Monday, 17 August 2009

White water weekend.

No photo's this time, I did take my camera but was a bit preoccupied to take any pictures. On saturday we put in on the River Tay at Birnam near Dunkeld and paddled down to Meikleour at the confluence of the river Isla. Eck teamed up with Steve Croft in his Prospector, Nicky and Tony Credland (Tenboats) were in a brand spanking new Mad River reflection, while I was solo in the Pack.

It had pored down all night but by the time we started it had stopped and it turned into a fine sunny day. With all the rain the river was high and fast, so we really whizzed along. This section is mostly flat water with just a few little rapids, nothing over grade 1. We stopped for a picnic by a Roman Fort not far from Caputh a really nice spot in the sun.

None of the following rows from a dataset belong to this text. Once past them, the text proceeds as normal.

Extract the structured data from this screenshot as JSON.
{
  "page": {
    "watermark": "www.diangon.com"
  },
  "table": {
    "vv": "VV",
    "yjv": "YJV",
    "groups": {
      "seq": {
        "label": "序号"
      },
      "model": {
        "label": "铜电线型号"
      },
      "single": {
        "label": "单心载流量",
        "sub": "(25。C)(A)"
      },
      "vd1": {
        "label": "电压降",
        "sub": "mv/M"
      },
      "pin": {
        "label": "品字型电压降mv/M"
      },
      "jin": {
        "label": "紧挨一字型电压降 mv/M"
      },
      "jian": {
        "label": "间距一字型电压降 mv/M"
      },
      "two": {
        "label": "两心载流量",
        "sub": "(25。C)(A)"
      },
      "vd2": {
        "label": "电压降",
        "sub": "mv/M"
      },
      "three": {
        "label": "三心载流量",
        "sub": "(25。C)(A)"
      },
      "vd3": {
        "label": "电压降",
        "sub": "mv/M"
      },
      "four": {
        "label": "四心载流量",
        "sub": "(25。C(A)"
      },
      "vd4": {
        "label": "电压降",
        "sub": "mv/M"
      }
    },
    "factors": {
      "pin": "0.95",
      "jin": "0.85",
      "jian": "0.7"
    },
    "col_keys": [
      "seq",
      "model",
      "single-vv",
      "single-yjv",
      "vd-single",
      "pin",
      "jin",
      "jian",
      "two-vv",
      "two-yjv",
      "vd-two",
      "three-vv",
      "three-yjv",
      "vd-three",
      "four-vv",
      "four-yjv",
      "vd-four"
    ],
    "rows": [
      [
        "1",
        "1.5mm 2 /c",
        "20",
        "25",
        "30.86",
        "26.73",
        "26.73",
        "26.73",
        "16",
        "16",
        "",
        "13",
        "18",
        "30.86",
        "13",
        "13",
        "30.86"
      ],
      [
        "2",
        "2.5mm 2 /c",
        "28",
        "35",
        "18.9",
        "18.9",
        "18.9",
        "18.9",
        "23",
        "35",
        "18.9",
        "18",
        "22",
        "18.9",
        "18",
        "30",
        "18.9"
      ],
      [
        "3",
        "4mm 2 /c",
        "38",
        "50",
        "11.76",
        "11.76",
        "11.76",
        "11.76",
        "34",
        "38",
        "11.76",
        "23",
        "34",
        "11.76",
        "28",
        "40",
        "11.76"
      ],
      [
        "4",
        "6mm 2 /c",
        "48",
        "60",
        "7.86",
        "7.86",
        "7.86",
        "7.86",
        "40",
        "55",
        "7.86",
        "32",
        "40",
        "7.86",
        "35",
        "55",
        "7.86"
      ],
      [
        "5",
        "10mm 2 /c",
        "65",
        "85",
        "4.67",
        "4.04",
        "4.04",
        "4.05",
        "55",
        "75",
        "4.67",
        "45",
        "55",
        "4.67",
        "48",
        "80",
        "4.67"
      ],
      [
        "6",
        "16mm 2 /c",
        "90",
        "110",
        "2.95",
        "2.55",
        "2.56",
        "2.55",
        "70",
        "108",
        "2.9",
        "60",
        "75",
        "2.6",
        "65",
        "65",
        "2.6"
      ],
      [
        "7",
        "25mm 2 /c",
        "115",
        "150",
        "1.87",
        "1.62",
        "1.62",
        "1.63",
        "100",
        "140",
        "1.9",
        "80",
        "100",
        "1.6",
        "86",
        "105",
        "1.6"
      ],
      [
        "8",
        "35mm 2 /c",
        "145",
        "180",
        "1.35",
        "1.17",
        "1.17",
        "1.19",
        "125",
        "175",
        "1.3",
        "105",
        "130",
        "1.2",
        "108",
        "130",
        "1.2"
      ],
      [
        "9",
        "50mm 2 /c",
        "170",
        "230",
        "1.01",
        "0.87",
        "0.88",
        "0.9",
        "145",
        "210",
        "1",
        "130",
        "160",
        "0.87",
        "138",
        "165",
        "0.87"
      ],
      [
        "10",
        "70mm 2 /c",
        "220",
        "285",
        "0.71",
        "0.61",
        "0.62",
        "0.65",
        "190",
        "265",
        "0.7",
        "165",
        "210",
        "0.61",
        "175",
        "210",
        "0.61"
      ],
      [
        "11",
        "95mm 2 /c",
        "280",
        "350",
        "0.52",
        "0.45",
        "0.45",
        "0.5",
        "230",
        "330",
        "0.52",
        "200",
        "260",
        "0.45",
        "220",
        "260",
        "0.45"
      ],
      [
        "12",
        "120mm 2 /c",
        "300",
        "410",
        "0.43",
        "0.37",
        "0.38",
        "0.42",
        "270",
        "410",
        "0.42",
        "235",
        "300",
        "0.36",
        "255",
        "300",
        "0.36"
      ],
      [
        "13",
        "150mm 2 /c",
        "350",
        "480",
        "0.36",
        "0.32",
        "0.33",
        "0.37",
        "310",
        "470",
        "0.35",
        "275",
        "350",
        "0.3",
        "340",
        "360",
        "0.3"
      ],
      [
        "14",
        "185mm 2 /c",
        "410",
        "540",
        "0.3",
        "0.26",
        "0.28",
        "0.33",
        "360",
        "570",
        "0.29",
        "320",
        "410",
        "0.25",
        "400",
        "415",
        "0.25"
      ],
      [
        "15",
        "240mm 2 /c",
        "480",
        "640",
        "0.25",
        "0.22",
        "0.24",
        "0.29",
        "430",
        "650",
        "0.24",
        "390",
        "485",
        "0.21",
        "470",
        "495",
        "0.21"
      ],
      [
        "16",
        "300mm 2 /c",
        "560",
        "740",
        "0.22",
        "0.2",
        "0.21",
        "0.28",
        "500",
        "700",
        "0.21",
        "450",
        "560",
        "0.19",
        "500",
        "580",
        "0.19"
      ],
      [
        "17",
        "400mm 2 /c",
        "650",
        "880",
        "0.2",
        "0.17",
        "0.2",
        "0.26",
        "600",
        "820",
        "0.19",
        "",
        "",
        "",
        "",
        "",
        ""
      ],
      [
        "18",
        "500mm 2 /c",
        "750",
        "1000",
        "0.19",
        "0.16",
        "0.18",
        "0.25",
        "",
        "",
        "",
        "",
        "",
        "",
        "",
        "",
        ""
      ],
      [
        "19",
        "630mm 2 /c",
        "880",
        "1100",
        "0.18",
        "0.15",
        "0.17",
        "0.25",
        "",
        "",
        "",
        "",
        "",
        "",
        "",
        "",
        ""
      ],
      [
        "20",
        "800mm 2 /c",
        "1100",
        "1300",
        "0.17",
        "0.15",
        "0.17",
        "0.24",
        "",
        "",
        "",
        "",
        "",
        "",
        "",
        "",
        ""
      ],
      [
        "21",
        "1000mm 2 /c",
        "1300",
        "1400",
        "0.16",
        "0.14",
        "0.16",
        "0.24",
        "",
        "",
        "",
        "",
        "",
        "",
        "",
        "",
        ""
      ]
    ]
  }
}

Nicky, Tony and Eck had to return home but Steve and I camped at Grandtully. Ray came up on sunday. The three of us put in at Kenmore on the banks of Loch Tay. This time I teamed up with Ray in his "Charles River" and Steve paddled solo. The first rapid is under "chinese bridge" by Taymouth castle, a grade 2. The river bends sharply right just after the bridge and we had to be careful to avoid being sweeped into the left bank. Between here and Aberfeldy there were a few easier smaller rapids. We past a whole family of Red-breasted Mergansers but by the time I'd got my camera out we'd spee'd past them; we also saw some Goosanders.

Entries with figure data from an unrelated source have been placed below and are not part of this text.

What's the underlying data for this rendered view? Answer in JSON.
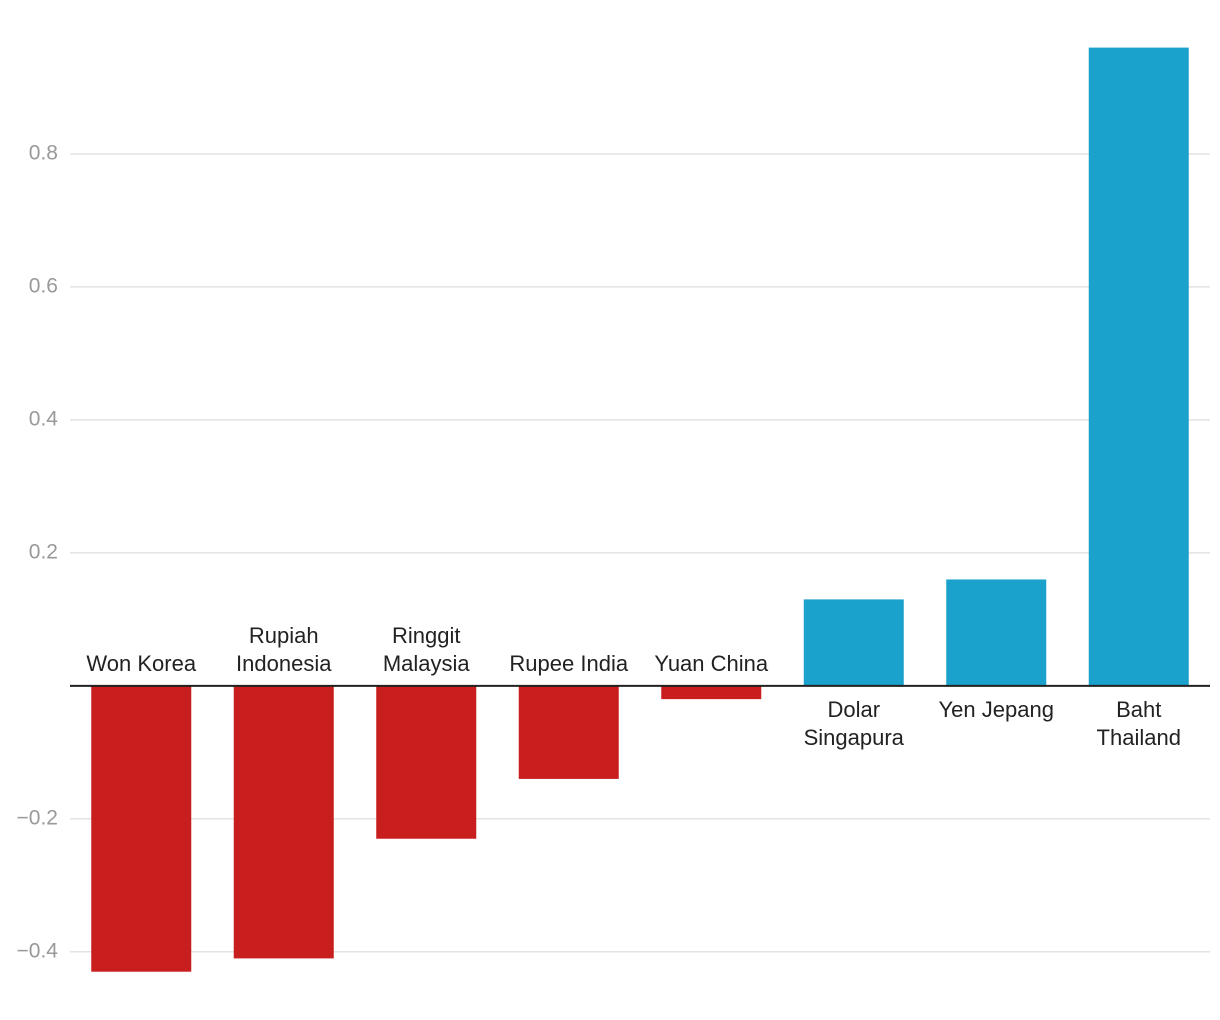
{
  "chart_data": {
    "type": "bar",
    "categories": [
      "Won Korea",
      "Rupiah\nIndonesia",
      "Ringgit\nMalaysia",
      "Rupee India",
      "Yuan China",
      "Dolar\nSingapura",
      "Yen Jepang",
      "Baht\nThailand"
    ],
    "values": [
      -0.43,
      -0.41,
      -0.23,
      -0.14,
      -0.02,
      0.13,
      0.16,
      0.96
    ],
    "colors": [
      "#c81e1e",
      "#c81e1e",
      "#c81e1e",
      "#c81e1e",
      "#c81e1e",
      "#1aa1cc",
      "#1aa1cc",
      "#1aa1cc"
    ],
    "ylim": [
      -0.45,
      1.0
    ],
    "yticks": [
      {
        "value": -0.4,
        "label": "−0.4"
      },
      {
        "value": -0.2,
        "label": "−0.2"
      },
      0.2,
      0.4,
      0.6,
      0.8
    ],
    "grid": true
  }
}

At Aberfeldy there was a nice grade 1 rapid and then for the last mile or so into Gradtully was a string of grade 2's all bouncy and splashy and fun, but never too frighting. We got off the river just above the grade 3 slalom course, in the high water that looked really meaty.

Sunday, 9 August 2009


I haven't been out paddling for a few weeks but I have been out hill walking. As I've been walking I've been collecting anything I find that may act as tinder for starting a fire with a firesteel; Ray Mears style. I've been coming back with pockets full of dry bracken, birch bark, grass, twiggs anything that looks like it will burn easily. So far I've only found three things that catch fire with any degree of reliability. I videod the result, the first one is down from a large thistle head. The second is cotton grass seed heads which was very easy to light but you can't always find cotton grass when you've run out of matches. The third works a treat.

So, the conclusion of this little experiment is to always have plenty of fuel and keep your matches in a dry place when you head into the great outdoors. Because all this bush craft milarky just isn't gonna save you.